Seminário de Justiça Criminal tem início com debate sobre uso de tornozeleira eletrônica

Evento segue até sexta-feira, com a participação de advogados, diretores e vice-diretores de unidades prisionais, defensores públicos, delegados, promotores de Justiça, juízes e servidores do TJDFT
Teve início nesta quarta-feira, 20/5, o "I Seminário de Justiça Criminal: Um Debate Interdisciplinar", promovido pelo Tribunal de Justiça do Distrito Federal e dos Territórios - TJDFT, por meio da Escola de Administração Judiciária – Instituto Ministro Luiz Vicente Cernicchiaro. Presidida pelo desembargador George Lopes Leite, a mesa de abertura foi composta pela desembargadora Nilsoni Custódio; pela vice-procuradora-geral de Justiça do MPDFT, Selma Leite do Nascimento Sauerbronn de Souza; pelo defensor público-geral do DF, Ricardo Batista Sousa; pelo dr. Ibaneis Rocha, Presidente da OAB/DF; pelo juiz Fábio Esteves; pelo delegado Anderson Jorge Damasceno, diretor-geral adjunto da Polícia Civil do DF; e pelo delegado João Carlos Couto Lóssio Filho, subsecretário do Sistema Penitenciário - Sesipe.

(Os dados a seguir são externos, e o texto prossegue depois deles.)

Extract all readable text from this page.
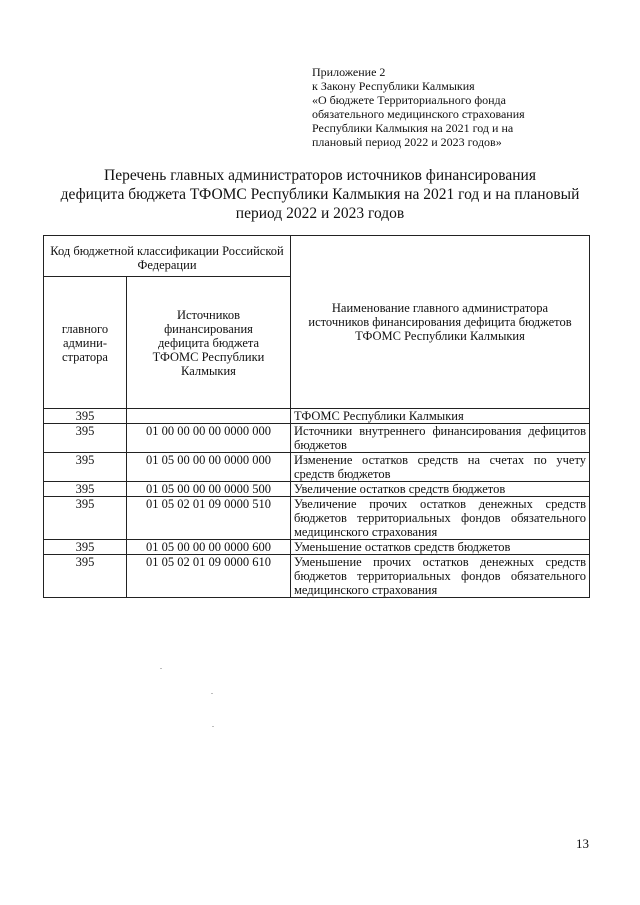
Приложение 2
к Закону Республики Калмыкия
«О бюджете Территориального фонда
обязательного медицинского страхования
Республики Калмыкия на 2021 год и на
плановый период 2022 и 2023 годов»
Перечень главных администраторов источников финансирования
дефицита бюджета ТФОМС Республики Калмыкия на 2021 год и на плановый
период 2022 и 2023 годов
Код бюджетной классификации Российской Федерации		Наименование главного администратора источников финансирования дефицита бюджетов ТФОМС Республики Калмыкия
главного админи-стратора	Источников финансирования дефицита бюджета ТФОМС Республики Калмыкия	
395		ТФОМС Республики Калмыкия
395	01 00 00 00 00 0000 000	Источники внутреннего финансирования дефицитов бюджетов
395	01 05 00 00 00 0000 000	Изменение остатков средств на счетах по учету средств бюджетов
395	01 05 00 00 00 0000 500	Увеличение остатков средств бюджетов
395	01 05 02 01 09 0000 510	Увеличение прочих остатков денежных средств бюджетов территориальных фондов обязательного медицинского страхования
395	01 05 00 00 00 0000 600	Уменьшение остатков средств бюджетов
395	01 05 02 01 09 0000 610	Уменьшение прочих остатков денежных средств бюджетов территориальных фондов обязательного медицинского страхования
13
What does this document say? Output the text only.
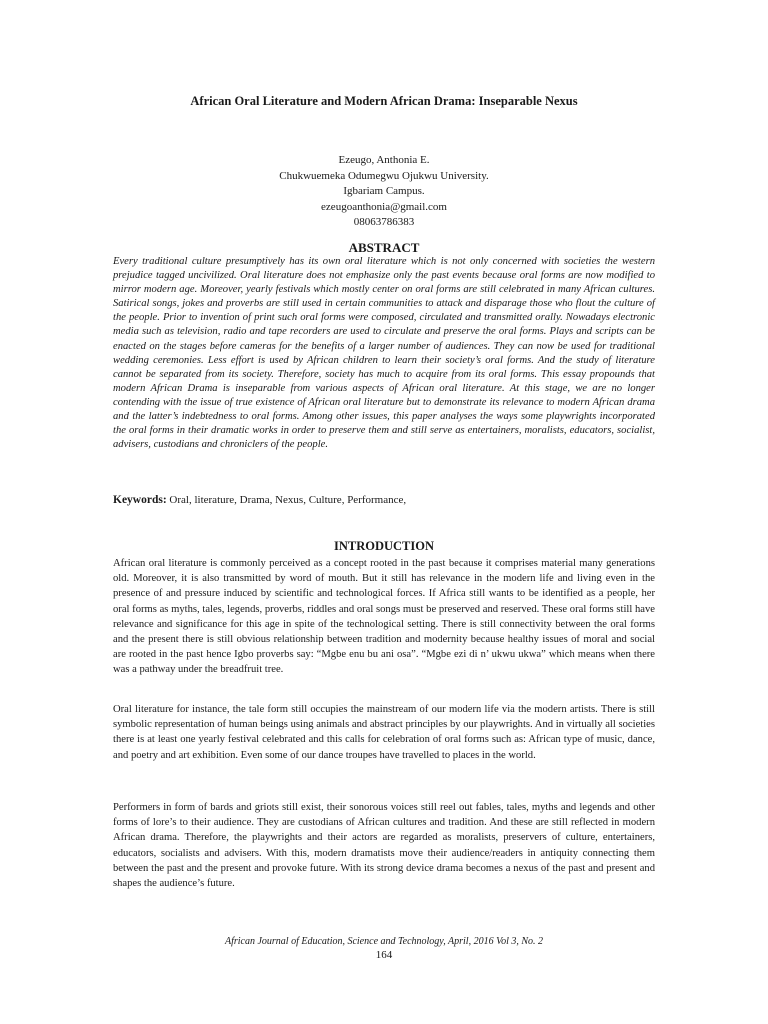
African Oral Literature and Modern African Drama: Inseparable Nexus
Ezeugo, Anthonia E.
Chukwuemeka Odumegwu Ojukwu University.
Igbariam Campus.
ezeugoanthonia@gmail.com
08063786383
ABSTRACT
Every traditional culture presumptively has its own oral literature which is not only concerned with societies the western prejudice tagged uncivilized. Oral literature does not emphasize only the past events because oral forms are now modified to mirror modern age. Moreover, yearly festivals which mostly center on oral forms are still celebrated in many African cultures. Satirical songs, jokes and proverbs are still used in certain communities to attack and disparage those who flout the culture of the people. Prior to invention of print such oral forms were composed, circulated and transmitted orally. Nowadays electronic media such as television, radio and tape recorders are used to circulate and preserve the oral forms. Plays and scripts can be enacted on the stages before cameras for the benefits of a larger number of audiences. They can now be used for traditional wedding ceremonies. Less effort is used by African children to learn their society’s oral forms. And the study of literature cannot be separated from its society. Therefore, society has much to acquire from its oral forms. This essay propounds that modern African Drama is inseparable from various aspects of African oral literature. At this stage, we are no longer contending with the issue of true existence of African oral literature but to demonstrate its relevance to modern African drama and the latter’s indebtedness to oral forms. Among other issues, this paper analyses the ways some playwrights incorporated the oral forms in their dramatic works in order to preserve them and still serve as entertainers, moralists, educators, socialist, advisers, custodians and chroniclers of the people.
Keywords: Oral, literature, Drama, Nexus, Culture, Performance,
INTRODUCTION
African oral literature is commonly perceived as a concept rooted in the past because it comprises material many generations old. Moreover, it is also transmitted by word of mouth. But it still has relevance in the modern life and living even in the presence of and pressure induced by scientific and technological forces. If Africa still wants to be identified as a people, her oral forms as myths, tales, legends, proverbs, riddles and oral songs must be preserved and reserved. These oral forms still have relevance and significance for this age in spite of the technological setting. There is still connectivity between the oral forms and the present there is still obvious relationship between tradition and modernity because healthy issues of moral and social are rooted in the past hence Igbo proverbs say: “Mgbe enu bu ani osa”. “Mgbe ezi di n’ ukwu ukwa” which means when there was a pathway under the breadfruit tree.
Oral literature for instance, the tale form still occupies the mainstream of our modern life via the modern artists. There is still symbolic representation of human beings using animals and abstract principles by our playwrights. And in virtually all societies there is at least one yearly festival celebrated and this calls for celebration of oral forms such as: African type of music, dance, and poetry and art exhibition. Even some of our dance troupes have travelled to places in the world.
Performers in form of bards and griots still exist, their sonorous voices still reel out fables, tales, myths and legends and other forms of lore’s to their audience. They are custodians of African cultures and tradition. And these are still reflected in modern African drama. Therefore, the playwrights and their actors are regarded as moralists, preservers of culture, entertainers, educators, socialists and advisers. With this, modern dramatists move their audience/readers in antiquity connecting them between the past and the present and provoke future. With its strong device drama becomes a nexus of the past and present and shapes the audience’s future.
African Journal of Education, Science and Technology, April, 2016 Vol 3, No. 2
164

O desembargador George Lopes Leite, diretor-geral da Escola de Administração Judiciária do TJDFT fez um breve discurso de abertura do evento, primeiramente agradecendo a presença das autoridades e a participação das instituições no seminário, no que ele chamou de "esforço mútuo necessário" para o "enfrentamento de um problema grave". Para ele, "o processo penal só existe com a conjugação de esforços de todas essas instituições que aqui estão". O desembargador compartilhou um pouco de sua vasta experiência como juiz da vara de execuções penais e lembrou que, desde os anos 90, já cobrava dos governantes a solução para os problemas dos encarceirados. Ainda segundo o desembargador, foi naquela época que, pela primeira vez, se vislumbrou a necessidade do Judiciário e MPDFT trabalharem juntos para tentarem resolver os problemas dos apenados.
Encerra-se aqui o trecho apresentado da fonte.